I mentioned Broward Health; we’re contracted to provide IT services to them. Now we’re looking at how we can take that to the next level, whether it be a shared services model or a new joint venture. Our EHR will sit at the bottom of that; it’s still a work in progress as to whether they’ll go with our instance of Epic, or maintain Cerner.
Gamble: That’s a lot. You mentioned ERP. It may not be sexy, but it’s a huge priority for a lot of organizations right now. What has that been like as far as moving to Workday?
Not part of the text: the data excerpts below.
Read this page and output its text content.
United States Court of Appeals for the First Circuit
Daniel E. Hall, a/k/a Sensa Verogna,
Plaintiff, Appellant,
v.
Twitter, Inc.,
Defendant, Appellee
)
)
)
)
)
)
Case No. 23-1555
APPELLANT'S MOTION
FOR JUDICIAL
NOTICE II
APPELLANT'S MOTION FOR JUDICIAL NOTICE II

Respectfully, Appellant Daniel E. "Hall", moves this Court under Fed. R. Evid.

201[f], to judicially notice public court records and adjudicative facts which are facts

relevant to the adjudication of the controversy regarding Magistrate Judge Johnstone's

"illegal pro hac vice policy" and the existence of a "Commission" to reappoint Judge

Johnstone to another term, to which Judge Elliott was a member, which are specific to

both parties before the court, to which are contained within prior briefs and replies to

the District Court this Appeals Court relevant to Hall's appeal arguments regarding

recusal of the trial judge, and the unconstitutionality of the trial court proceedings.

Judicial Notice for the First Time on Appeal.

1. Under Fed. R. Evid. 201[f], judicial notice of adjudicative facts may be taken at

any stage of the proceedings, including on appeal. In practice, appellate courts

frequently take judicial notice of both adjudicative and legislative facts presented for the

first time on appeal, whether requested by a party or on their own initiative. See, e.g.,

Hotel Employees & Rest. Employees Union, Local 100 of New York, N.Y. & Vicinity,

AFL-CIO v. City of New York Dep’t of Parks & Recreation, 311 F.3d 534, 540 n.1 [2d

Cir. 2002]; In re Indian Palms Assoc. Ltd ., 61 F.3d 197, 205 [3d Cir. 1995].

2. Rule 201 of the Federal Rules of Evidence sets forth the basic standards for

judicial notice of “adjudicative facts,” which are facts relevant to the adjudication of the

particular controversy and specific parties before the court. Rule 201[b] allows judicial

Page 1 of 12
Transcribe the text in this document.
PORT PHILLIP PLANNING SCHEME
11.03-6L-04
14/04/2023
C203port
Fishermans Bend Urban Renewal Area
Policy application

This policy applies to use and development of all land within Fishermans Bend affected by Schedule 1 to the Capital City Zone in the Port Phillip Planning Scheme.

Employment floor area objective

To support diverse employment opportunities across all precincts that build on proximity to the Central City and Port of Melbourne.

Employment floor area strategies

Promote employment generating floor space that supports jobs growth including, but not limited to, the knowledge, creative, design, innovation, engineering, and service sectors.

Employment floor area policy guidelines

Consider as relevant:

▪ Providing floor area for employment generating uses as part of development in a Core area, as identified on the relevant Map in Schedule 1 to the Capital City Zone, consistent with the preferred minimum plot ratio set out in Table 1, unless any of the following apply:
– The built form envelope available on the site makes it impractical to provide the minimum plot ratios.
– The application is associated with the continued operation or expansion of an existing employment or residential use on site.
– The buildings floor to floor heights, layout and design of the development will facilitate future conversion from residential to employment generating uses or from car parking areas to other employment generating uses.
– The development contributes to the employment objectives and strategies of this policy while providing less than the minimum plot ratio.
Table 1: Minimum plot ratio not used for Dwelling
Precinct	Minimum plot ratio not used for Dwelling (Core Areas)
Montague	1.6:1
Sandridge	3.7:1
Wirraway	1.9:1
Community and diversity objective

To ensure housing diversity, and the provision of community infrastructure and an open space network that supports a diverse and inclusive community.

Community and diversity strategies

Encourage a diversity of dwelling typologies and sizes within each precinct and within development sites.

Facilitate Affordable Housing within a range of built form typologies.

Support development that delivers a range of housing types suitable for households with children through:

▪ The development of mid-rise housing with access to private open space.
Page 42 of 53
Sturman: One of our guiding principles, and we have many, is let’s not recreate what we had. We’ve been on our current ERP instance for 25 years. It’s funny; we think Memorial’s different than every other healthcare system in the country — or the world for that matter — when the reality is we’re all probably 95 percent the same. And so, the way we deliver care and the way we take care of our employees is very common. Let’s take those leading practices from Workday, where they’ve done this elsewhere, and apply them here instead of recreating what we did for the last 25 years.
Cultural change: “That’s the hard part”
Because frankly, it’s inefficient. It’s not best practice in a lot of cases, and at the end of the day, it’s not creating the standards in the world class way in which we all want to live and work. The cultural life and the change management is the hardest part. The technology, I think, a lot easier to deal with. When you layer in the people and the process side of the equation, that’s the hard part.
Gamble: But in the long run it’s going to make things easier and make everything flow better. You just have to get to that point.
Sturman: Absolutely. It’s a year and a half of work, but I know it’ll pay off in time.
Working in analytics
Gamble: Right. So, can you talk more about the Care Coordination center?
Sturman: The Care coordination center for us is multi-purposed. One is to focus on patient flow. The primary purpose is to get the patient to the right care setting whether it be in one of our hospitals, or out of the hospital, in the right bed where we’ve identified capacity based on data and analytics. It’s taking the subjectivity out of it and making it much more quantitative in analysis. That’s one component of it.
The second is putting remote sitters in our care coordination center so we can see a number of patients at a single time in a single pane so we can see how they’re doing. We can see them better, communicate more broadly, and cut down on things like falls.
Because everyone’s dealing with nurse staffing shortages. Everyone’s dealing with this common problem of staffing in general. We think there’s an opportunity to do more with one person and give them the visual cues and analytics to help support them clinically.
The final component is that, in the short term, we’re bringing some telehealth and virtual capabilities into the Care Coordination center so that we ca do consultations across our system more effectively.
Gamble: Patient flow is something a lot of organizations are struggling with.
Sturman: It’s terrible. As a patient or a family member, when you think you’re about to be discharged, and then six hours later you’re still in the bed, that’s unacceptable. First of all, it’s bad for patient care, it’s bad for the psyche, and it can leave a huge burden on the whole system. And so, if we could make that just a little bit better and cut down our average length of stay, that’ll be important financially as well. So yes, our focus is on the clinical side first and foremost.